Rebâtiment de la façade 1567 (≈ 1567)
Façade Renaissance ornée de sculptures.
2e moitié du XVIe siècle
Construction du château
Construction du château 2e moitié du XVIe siècle (≈ 1650)
Édification des ailes en équerre et façade.
5 novembre 1990
Inscription aux Monuments Historiques
Inscription aux Monuments Historiques 5 novembre 1990 (≈ 1990)
Protection des façades et toitures.
Aujourd'hui
Aujourd'hui
Aujourd'hui Aujourd'hui (≈ 2025)
Position de référence.
Patrimoine classé
Façades et toitures (cad.
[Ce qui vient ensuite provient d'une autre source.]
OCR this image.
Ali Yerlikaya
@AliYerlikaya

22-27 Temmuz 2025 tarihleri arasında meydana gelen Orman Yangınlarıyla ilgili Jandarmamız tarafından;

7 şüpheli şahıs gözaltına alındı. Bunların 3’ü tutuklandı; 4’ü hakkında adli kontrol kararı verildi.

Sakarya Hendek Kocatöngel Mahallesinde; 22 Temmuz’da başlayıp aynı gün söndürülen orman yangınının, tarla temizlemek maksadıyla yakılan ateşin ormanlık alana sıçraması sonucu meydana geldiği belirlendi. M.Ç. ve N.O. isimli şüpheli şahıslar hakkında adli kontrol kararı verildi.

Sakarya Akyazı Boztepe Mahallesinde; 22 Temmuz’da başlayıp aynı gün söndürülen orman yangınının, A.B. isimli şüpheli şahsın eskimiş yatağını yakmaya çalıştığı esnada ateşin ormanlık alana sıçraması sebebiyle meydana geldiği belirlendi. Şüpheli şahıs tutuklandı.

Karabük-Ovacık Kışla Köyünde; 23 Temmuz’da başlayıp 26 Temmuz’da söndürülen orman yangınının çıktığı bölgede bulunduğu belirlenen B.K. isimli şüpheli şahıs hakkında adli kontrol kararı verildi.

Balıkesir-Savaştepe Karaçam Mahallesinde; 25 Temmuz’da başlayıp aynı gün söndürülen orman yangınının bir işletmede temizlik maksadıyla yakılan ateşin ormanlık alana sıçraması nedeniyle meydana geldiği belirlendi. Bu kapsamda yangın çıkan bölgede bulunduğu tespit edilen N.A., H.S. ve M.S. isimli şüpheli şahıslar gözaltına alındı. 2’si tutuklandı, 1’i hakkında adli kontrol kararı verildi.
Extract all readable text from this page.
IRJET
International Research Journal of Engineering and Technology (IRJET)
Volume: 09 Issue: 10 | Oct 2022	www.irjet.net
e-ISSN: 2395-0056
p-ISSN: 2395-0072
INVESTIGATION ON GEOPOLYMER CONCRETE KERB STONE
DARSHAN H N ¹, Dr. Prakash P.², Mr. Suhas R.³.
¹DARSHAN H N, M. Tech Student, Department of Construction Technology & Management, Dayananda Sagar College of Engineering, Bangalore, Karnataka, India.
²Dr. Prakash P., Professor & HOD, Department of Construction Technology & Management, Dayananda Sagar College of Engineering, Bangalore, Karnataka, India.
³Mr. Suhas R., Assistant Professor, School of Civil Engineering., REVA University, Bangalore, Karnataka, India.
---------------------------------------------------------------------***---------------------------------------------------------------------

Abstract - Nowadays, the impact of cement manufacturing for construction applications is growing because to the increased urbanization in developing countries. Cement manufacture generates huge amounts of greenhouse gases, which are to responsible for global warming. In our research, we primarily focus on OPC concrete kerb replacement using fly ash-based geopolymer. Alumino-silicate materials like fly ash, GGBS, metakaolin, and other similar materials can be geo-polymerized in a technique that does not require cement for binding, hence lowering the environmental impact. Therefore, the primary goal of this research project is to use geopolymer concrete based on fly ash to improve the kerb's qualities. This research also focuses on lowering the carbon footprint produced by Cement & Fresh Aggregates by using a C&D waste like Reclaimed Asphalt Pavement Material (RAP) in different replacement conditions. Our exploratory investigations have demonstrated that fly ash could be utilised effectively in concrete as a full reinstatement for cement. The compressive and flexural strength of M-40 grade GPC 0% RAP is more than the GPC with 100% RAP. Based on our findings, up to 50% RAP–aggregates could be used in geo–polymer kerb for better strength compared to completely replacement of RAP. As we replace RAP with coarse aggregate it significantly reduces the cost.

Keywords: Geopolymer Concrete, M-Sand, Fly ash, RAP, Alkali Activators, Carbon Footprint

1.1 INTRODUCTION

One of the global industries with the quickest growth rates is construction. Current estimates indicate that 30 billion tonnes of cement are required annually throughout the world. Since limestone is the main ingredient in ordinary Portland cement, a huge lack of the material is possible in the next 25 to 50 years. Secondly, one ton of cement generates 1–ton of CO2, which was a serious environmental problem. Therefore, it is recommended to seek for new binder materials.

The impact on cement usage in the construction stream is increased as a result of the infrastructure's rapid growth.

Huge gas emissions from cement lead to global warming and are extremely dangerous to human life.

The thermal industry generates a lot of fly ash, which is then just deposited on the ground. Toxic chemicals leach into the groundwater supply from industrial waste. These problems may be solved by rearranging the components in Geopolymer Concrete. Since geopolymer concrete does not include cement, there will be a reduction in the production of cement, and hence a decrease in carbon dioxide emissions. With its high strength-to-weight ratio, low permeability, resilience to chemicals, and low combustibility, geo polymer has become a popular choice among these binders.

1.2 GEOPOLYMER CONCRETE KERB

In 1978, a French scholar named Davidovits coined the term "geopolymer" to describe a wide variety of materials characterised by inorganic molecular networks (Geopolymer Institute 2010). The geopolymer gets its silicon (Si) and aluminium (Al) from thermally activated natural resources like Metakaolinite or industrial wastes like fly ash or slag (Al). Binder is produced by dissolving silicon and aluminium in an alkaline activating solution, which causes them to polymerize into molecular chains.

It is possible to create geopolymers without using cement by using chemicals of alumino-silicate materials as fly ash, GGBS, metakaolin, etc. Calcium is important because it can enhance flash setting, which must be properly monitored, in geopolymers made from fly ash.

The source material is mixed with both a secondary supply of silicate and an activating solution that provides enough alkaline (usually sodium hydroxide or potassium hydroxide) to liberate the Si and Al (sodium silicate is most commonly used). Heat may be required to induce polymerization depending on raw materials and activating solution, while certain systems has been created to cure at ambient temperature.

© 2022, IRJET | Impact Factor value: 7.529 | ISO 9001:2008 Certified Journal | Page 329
E 166) : inscription par arrêté du 5 novembre 1990
Personnages clés
Information non disponible - Aucun personnage cité
Sources insuffisantes pour identifier.
Origine et histoire du Château de la Fare
Le château de la Fare est un monument historique situé à Cavillargues, dans le département du Gard en région Occitanie. Construit durant la seconde moitié du XVIe siècle, il s’agit d’un édifice Renaissance accolé à la muraille médiévale de la ville. Son architecture se caractérise par deux ailes en équerre encadrant une cour intérieure, dont la façade, rebâtie vers 1567, est ornée de sculptures typiques de cette période artistique. Ce type de construction reflète l’évolution des châteaux défensifs vers des résidences plus confortables et esthétiques, tout en conservant des liens avec les structures urbaines existantes.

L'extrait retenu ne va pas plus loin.